Benedikt Hörter, Leiter der Sozialen Dienste im Kreis, stellte anschließend die Projektidee „Leben in Gastfamilien“ vor. Inhalte seiner umfangreichen Informationen waren: Welche räumlichen, wirtschaftlichen und sozialen Voraussetzungen müssen Gastfamilien erfüllen, um einen minderjährigen Flüchtling aufnehmen zu können? Dazu gehören beispielsweise genügend Wohnraum, Zeit und gesicherte wirtschaftliche Verhältnisse, Gesundheits- und polizeiliche Führungszeugnisse, interkulturelle Offenheit, Kooperationsbereitschaft mit diversen Einrichtungen der Jugendhilfe und Distanzfähigkeit.

Familien, die unbegleitete ausländische Minderjährige aufnehmen, sollen nach der Konzeptidee professionell von sozialpädagischen Fachkräften unterstützt werden. Da die unbegleiteten Jugendlichen auch dann, wenn sie in Gastfamilien untergebracht sind, immer einen Vormund benötigen, informierten Theresia Kania und Claudia Simon rund um das Thema: Vormundschaften.

Roland Kuhlen berichtete abschließend noch über den ehrenamtlichen Einsatz von Sprachmittlern und Übersetzungshelfern. Dies sind Ehrenamtler, die der Heimatsprache der minderjährigen, unbegleiteten Flüchtlinge mächtig sind und diese z.B. bei Behördengängen unterstützen. Sie ersetzen aber keine professionellen Dolmetscher.

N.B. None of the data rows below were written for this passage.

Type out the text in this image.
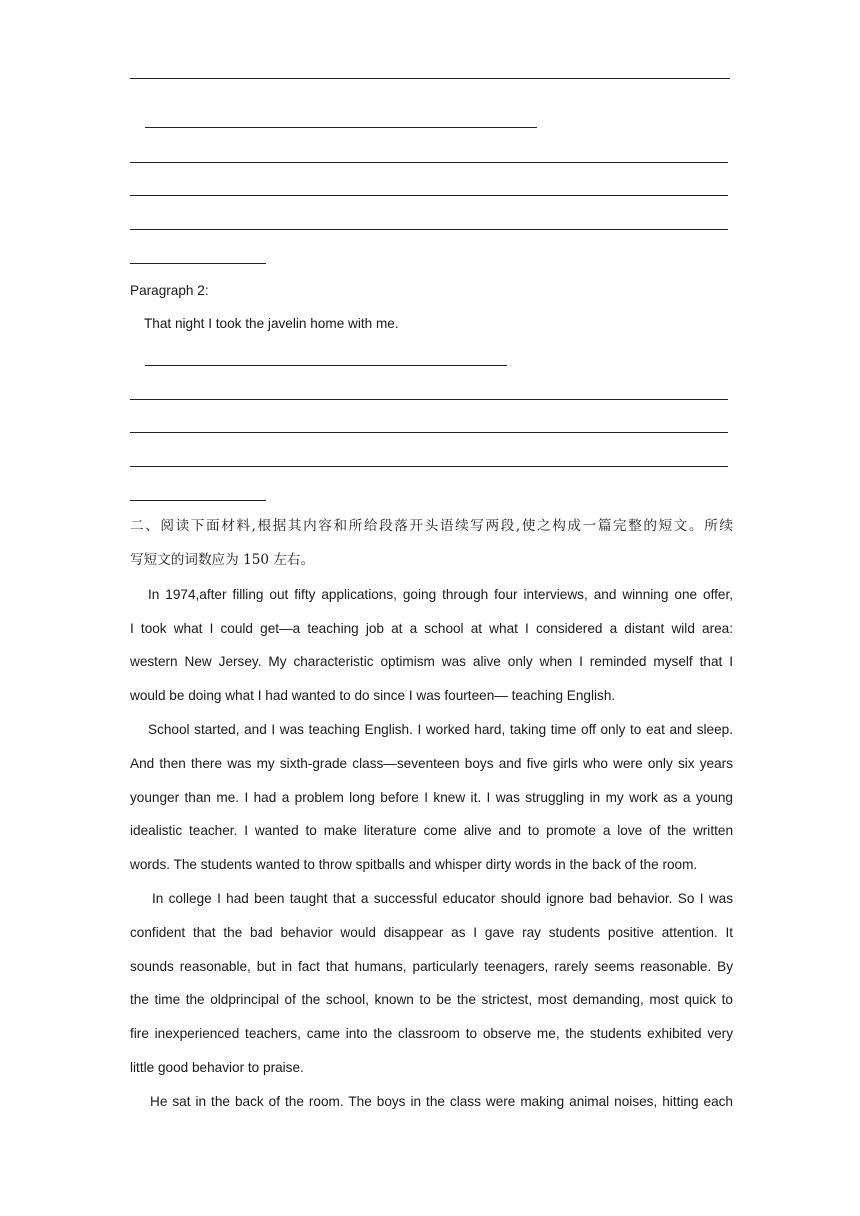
Paragraph 2:
That night I took the javelin home with me.
二、阅读下面材料,根据其内容和所给段落开头语续写两段,使之构成一篇完整的短文。所续
写短文的词数应为 150 左右。
In 1974,after filling out fifty applications, going through four interviews, and winning one offer,
I took what I could get—a teaching job at a school at what I considered a distant wild area:
western New Jersey. My characteristic optimism was alive only when I reminded myself that I
would be doing what I had wanted to do since I was fourteen— teaching English.
School started, and I was teaching English. I worked hard, taking time off only to eat and sleep.
And then there was my sixth-grade class—seventeen boys and five girls who were only six years
younger than me. I had a problem long before I knew it. I was struggling in my work as a young
idealistic teacher. I wanted to make literature come alive and to promote a love of the written
words. The students wanted to throw spitballs and whisper dirty words in the back of the room.
In college I had been taught that a successful educator should ignore bad behavior. So I was
confident that the bad behavior would disappear as I gave ray students positive attention. It
sounds reasonable, but in fact that humans, particularly teenagers, rarely seems reasonable. By
the time the oldprincipal of the school, known to be the strictest, most demanding, most quick to
fire inexperienced teachers, came into the classroom to observe me, the students exhibited very
little good behavior to praise.
He sat in the back of the room. The boys in the class were making animal noises, hitting each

Auf der Homepage des Kreises Euskirchen, www.kreis-euskirchen.de, finden Familien, die gerne einen unbegleiteten, minderjährigen Flüchtling aufnehmen möchten, im Bereich „Ehrenamt“ ein Formular, mit dem sie ihre Bereitschaft melden können. Die Jugendabteilung wird sich dann zügig mit der interessierten Gastfamilie in Verbindung setzen und alles Weitere in die Wege leiten. (epa)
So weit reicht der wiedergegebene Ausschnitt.